Adevir Camilotti, de 50 anos, tem dois filhos. O morador do bairro Planalto quer dar aos filhos um abraço e um beijo bem forte. “É importante demonstrar afeto não só nas datas mas todos os dias”. Para agradar o progenitor, os filhos podem seguir o mesmo caminho. Adevir diz que as felicitações e um forte abraço são o suficiente para agradá-lo em decorrência da passagem do Dia dos Pais.
Rovani Tadioto, de 55 anos, mora no Centro. Para presentear seus três filhos, ele escolheu roupas e calçados, pois é disso que eles precisam hoje. Para agradar o paizão, basta uma camisa ou uma pequena lembrança para marcar a data, acompanhada, claro, de muito amor.

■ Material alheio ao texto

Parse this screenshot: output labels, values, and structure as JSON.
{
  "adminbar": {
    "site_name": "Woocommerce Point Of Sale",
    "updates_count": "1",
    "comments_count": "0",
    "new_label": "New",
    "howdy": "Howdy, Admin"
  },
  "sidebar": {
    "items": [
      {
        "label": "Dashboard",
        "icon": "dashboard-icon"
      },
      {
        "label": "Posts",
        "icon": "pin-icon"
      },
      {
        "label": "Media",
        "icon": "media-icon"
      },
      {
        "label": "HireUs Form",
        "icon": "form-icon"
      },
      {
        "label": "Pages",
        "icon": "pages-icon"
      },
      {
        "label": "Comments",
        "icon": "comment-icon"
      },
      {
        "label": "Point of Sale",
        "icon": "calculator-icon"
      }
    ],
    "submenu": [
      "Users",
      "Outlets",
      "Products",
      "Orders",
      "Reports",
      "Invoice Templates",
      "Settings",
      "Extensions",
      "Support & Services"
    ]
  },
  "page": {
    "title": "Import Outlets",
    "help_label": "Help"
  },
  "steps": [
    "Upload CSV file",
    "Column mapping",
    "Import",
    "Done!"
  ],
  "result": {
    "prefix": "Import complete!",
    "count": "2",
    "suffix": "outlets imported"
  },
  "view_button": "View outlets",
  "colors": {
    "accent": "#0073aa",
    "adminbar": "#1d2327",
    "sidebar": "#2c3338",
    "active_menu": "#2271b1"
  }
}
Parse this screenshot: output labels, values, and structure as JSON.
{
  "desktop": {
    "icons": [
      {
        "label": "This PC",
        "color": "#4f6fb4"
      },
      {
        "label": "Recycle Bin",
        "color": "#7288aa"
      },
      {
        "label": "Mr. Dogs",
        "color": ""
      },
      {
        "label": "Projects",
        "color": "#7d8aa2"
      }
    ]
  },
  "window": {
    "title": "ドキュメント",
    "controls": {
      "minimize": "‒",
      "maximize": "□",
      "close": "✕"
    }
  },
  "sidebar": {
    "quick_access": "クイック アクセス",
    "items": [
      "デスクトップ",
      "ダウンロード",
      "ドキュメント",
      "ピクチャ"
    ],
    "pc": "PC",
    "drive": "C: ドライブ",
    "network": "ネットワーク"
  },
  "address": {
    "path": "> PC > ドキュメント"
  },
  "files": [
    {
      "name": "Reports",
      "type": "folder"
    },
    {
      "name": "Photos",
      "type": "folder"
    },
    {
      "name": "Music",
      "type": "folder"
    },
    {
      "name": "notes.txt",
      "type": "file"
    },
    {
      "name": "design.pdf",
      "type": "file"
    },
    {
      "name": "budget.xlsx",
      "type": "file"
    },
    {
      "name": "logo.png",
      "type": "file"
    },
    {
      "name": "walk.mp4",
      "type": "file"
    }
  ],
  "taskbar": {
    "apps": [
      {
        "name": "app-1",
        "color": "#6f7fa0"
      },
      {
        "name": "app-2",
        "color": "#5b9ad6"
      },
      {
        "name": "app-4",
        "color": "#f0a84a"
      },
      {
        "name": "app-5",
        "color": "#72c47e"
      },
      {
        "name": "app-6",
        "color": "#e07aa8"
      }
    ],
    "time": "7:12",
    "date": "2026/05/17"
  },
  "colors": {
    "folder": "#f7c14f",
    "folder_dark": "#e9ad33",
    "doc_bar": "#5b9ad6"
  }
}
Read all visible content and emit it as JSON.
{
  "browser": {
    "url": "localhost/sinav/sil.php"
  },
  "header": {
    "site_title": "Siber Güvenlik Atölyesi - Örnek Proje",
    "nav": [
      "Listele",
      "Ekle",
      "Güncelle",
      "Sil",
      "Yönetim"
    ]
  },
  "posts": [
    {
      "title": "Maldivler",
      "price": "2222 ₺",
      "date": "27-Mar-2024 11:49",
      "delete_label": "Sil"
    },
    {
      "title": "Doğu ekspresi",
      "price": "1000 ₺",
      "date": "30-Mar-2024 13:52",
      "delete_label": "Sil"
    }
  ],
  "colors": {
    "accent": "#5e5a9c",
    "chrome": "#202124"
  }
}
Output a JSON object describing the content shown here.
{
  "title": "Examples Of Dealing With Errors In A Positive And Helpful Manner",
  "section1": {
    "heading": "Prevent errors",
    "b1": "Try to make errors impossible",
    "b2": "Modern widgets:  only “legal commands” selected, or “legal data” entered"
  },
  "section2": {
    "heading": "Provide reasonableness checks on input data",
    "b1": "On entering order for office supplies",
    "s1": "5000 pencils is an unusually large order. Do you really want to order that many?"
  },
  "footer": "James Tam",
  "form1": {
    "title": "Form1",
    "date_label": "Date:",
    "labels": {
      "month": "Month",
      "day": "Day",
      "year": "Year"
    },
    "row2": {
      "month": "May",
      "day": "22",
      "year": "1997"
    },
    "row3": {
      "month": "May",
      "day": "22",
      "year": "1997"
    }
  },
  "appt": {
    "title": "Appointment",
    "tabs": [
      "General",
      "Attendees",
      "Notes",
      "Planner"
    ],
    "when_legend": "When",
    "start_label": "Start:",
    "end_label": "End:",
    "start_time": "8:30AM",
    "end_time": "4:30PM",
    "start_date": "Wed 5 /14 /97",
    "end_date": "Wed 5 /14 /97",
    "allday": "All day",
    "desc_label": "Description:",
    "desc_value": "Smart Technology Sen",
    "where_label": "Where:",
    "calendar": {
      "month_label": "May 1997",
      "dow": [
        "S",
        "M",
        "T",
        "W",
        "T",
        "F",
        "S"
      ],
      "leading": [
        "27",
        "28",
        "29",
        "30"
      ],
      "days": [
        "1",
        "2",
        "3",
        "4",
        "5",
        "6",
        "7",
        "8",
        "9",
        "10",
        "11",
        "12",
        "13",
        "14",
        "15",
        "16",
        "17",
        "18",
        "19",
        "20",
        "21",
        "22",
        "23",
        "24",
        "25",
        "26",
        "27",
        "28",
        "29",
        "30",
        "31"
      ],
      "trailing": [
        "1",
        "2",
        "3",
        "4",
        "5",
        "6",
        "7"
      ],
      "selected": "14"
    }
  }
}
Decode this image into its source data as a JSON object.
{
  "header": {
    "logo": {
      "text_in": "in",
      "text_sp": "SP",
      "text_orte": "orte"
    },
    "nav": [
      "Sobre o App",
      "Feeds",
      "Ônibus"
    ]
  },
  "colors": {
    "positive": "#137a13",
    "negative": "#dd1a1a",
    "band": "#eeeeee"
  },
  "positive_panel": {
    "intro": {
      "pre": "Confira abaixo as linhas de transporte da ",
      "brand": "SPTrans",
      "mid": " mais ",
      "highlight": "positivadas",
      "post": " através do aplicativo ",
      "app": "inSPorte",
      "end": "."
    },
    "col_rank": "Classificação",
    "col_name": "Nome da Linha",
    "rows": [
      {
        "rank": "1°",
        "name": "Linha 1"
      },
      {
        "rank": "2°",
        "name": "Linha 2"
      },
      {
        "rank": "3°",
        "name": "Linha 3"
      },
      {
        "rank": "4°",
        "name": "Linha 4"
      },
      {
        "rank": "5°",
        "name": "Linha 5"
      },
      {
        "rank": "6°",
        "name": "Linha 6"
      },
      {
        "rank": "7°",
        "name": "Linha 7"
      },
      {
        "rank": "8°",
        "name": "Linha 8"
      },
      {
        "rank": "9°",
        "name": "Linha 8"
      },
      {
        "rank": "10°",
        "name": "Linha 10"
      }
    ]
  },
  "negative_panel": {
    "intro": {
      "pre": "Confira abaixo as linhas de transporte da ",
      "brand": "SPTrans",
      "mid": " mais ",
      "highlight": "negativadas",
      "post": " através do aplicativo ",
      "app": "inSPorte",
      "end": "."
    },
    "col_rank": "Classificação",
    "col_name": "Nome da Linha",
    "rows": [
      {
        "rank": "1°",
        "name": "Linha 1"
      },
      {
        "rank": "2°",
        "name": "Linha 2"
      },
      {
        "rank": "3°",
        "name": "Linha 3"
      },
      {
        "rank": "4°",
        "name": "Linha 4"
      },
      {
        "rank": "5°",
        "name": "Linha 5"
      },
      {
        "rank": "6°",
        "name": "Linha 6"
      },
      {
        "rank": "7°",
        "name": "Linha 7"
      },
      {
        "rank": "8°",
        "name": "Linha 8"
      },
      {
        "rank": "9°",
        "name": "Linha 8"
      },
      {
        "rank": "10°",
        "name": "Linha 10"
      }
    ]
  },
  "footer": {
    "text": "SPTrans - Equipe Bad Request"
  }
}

Cirilo da Silveira Furtado, de 55 anos, é morador de Putinga. O pai de dois filhos escolheu um presente valioso para seus herdeiros: educação. “Nos dias de hoje, o estudo e a educação são a base para o bom crescimento. Acho isso importante, pois não tive esta oportunidade”. O presente escolhido por Cirilo é feito de valores: ele escolheu respeito e o carinho dos filhos, e pede que, quando chegar a sua velhice, eles tenham paciência e compreendam o pai.
Morador do Centro de Encantado, seu Genuíno Legramanti tem 84 anos. Ao longo do tempo, viu seus nove filhos saírem de casa e construírem suas vidas em diversos pontos do mundo. Para seus herdeiros, quer dar uma ajuda financeira. Os filhos saíram cedo de casa e seu Genuíno lamenta não ter podido ajudá-los, mas ele confessa estar guardando um dinheirinho para deixar aos seus filhos quando ele mesmo não estiver mais aqui. De presente, ele pede que os filhos ouçam seus conselhos, que tanto deseja o bem dos seus. E visitas são bem-vindas, claro. “Quero que continuem a me visitar. Para os que estão longe sei que é mais difícil, mas os que estão perto sempre que possível aparecerem. Quero que o façam sempre”.
Márcio Cezimbra, de 34 anos, é morador de Encantado. Para sua única filha, quer dar carinho. Ele acredita que as crianças não estão mais recebendo o devido carinho de seus pais e este é de extrema importância para o seu desenvolvimento. De presente, pede apenas uma coisa: o sorriso de sua princesinha.
Morador de Santa Clara do Sul, Francisco Valdir da Silva tem 42 anos. Pai de três filhos, ele escolheu ofertar educação e estudo para viabilizar um bom futuro aos seus filhos. De presente, pede apenas mais união e amor na família.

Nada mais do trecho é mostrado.